Oumuamua
Oumuamua likelu came from deep within the Milky Way galaxyNASA/ JPL

Astronomers at the European Space Agency (ESA) might have just identified where Oumuamua -- our Solar System's first recorded traveller from interstellar space came from. The long, cigar shaped body was speculated to be anything from a comet to an alien spaceship when astronomers first caught wind of it last year.

Oumuamua was also found to be travelling at such high speeds, in fact, it accelerated on its way out as it flew away from the Sun as a result of gases escaping its surface. Scientists hardly got a good glance at it as it tumbled its way out of the Solar System. According to a report by the ESA, they used data from the Gaia stellar surveyor (GSS), and identified four stars that are the possible original homes of Oumuamua.

ESA says that the object definitely came from somewhere in the Milky Way, that is a given. It must've gotten ejected from a star as planets started being formed, so to find its home star, astronomers need to literally trace back time in not only the trajectory of the body, but also go through a number of stars that it might have crossed paths through millions of years.

Oumuamua
'Oumuamua was too small to appear as anything more than a point of light, even in the largest telescopes. But we know that it must be a highly elongated object because it varied dramatically in brightness over every 7-to-8-hour period. It appeared brightest when its full length faced the Earth (middle image), but dimmed dramatically when it was pointed towards the Earth (left and right images). The brightness variations (represented as squares on bottom row) repeated over and over as the object tumbled through spaceNASA/JPL-Caltech

"Gaia is a powerful time machine for these types of studies, as it provides not only star positions but also their motions," explains Timo Prusti, Gaia project scientist at ESA.

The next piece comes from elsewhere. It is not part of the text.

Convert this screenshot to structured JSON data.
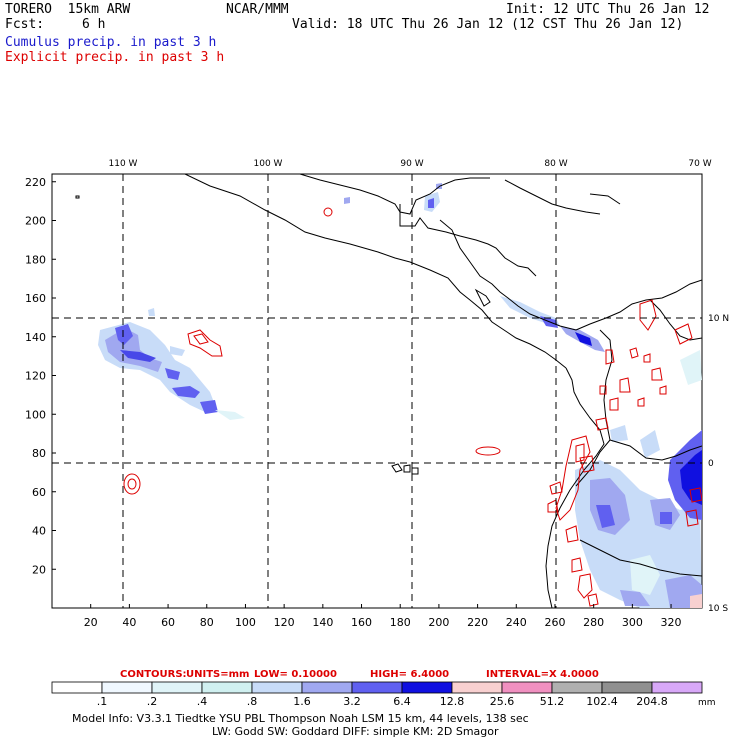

To this end, Coryn Bailer-Jones at the Max Planck Institute for Astronomy in Germany and his team, dived deep into Gaia's second data dump which was made public in April. GSS data contains almost everything that one needs to know about a star, including positions, distance indicators and motions on the sky. Radial velocities that explain how fast a star is moving toward or away from the Sun is also part of this data—for about seven million of these stars. Gaia has info on about a billion stars in the Milky Way, says ESA.

For this study, researchers sifted through seven million stars and added about 220,000 stars for those that had radial velocity data, says ESA.

Coryn and team pinpointed four stars with orbits that came within a few light years of Oumuamua's trajectory in the near past. The stars also needed to have relative velocities that were low enough to have ejection mechanisms that made it possible for Oumuamua to escape.

All four stars identified are dwarf stars that are either smaller or equal to the Sun in mass. These stars also likely had their own "close encounter" with the interstellar traveller in a timescale of between one and seven million years ago, explains ESA.